Example. \(\,\) Derive the SOR iteration formula for the system \[\begin{matrix} 4x + 3y\qquad\, \!\!\!&=&\!\!\!24,\\ 3x + 4y -\;\,z \!\!\!&=&\!\!\! 30,\\ \qquad -y + 4z \!\!\!&=&\!\!\! -24. \end{matrix} \]

We rewrite the equations as \[\begin{align*} x &= (1-\omega)x + \omega\left(\frac{24 - 3y}{4}\right), \\ y &= (1-\omega)y + \omega\left(\frac{30-3x+z}{4}\right), \\ z &= (1-\omega)z + \omega\left(\frac{-24+y}{4}\right) \end{align*}\] and the SOR iteration is \[\begin{align*} x^{(k+1)} &= (1-\omega)x^{(k)} + \omega\left(\frac{24 - 3y^{(k)}}{4}\right),\\ y^{(k+1)} &= (1-\omega)y^{(k)} + \omega\left(\frac{30-3x^{(k+1)}+z^{(k)}}{4}\right),\\ z^{(k+1)} &= (1-\omega)z^{(k)} + \omega\left(\frac{-24+y^{(k+1)}}{4}\right). \end{align*}\] Notice the fractions in the brackets are precisely the terms you’d get in the right-hand sides of the Gauss-Seidel iteration (which you obtain by setting \(\omega=1\)).

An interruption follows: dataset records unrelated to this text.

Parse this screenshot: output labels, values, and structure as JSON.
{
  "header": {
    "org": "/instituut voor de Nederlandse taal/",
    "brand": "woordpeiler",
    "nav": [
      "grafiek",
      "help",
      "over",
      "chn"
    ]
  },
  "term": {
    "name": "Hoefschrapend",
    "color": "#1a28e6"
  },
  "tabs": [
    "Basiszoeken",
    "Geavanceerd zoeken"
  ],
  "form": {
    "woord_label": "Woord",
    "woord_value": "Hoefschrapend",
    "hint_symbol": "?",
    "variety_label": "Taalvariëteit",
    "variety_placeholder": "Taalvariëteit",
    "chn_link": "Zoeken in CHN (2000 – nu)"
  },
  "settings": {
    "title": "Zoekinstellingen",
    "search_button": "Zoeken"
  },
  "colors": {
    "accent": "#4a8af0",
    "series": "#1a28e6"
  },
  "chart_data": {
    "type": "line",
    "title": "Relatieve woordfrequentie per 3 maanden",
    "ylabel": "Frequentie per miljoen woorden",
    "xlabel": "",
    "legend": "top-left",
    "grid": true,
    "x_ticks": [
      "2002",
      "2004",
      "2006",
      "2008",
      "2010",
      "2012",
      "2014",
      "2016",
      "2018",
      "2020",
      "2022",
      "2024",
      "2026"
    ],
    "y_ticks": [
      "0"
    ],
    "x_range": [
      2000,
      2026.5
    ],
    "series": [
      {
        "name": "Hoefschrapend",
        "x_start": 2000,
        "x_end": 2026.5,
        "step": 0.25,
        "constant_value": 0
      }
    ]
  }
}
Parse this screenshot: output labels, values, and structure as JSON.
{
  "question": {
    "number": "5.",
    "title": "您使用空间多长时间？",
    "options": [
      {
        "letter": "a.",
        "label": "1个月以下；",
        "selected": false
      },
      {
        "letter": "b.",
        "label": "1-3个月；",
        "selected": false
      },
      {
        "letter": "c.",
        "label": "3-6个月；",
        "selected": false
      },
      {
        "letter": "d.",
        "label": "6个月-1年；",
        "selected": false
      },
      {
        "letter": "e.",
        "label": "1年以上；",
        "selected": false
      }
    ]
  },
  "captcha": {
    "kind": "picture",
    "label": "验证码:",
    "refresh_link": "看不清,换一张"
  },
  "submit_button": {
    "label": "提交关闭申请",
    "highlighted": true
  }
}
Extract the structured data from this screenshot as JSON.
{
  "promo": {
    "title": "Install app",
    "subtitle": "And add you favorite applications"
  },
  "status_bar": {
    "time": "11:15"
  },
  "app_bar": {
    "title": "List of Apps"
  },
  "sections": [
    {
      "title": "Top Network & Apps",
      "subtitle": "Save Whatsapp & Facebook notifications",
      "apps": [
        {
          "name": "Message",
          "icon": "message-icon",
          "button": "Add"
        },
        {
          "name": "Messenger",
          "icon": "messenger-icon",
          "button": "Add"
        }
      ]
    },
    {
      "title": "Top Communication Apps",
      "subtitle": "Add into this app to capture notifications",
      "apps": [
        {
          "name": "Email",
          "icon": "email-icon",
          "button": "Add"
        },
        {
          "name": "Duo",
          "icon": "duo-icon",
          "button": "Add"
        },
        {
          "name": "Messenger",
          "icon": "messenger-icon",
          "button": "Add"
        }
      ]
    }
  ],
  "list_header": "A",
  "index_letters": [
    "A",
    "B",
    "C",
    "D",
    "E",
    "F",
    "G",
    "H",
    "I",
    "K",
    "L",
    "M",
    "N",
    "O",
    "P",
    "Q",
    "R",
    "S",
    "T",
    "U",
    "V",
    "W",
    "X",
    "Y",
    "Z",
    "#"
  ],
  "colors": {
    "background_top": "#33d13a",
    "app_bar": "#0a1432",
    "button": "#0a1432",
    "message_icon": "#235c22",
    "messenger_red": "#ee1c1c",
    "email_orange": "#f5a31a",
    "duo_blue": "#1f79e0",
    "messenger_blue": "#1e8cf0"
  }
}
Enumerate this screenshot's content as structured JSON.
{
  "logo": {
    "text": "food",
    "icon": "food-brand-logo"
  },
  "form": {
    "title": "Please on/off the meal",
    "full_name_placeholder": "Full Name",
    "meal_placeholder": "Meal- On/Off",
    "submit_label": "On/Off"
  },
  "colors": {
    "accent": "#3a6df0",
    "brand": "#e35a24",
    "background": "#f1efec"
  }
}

Rather than give a table of results, here is a graph showing the performance of SOR for different values of \(\omega\), compared to the exact solution \(x=3\), \(y=4\), \(z=-5\):

Trial and error shows that the optimum value is \(\omega \approx 1.25\). In this example, the SOR method with this optimum \(\omega\) converges approximately twice as quickly as the Gauss-Seidel method (where \(\omega=1\)).

\(\,\)

Notice that the performance is strongly dependent on the choice of the \(\omega\) parameter. Choosing the best value of \(\omega\) is generally a very hard problem. It is possible to calculate the optimum \(\omega\) for special classes of matrices, but this is beyond the scope of this course. In practice, for general matrices some trial-and-error is used.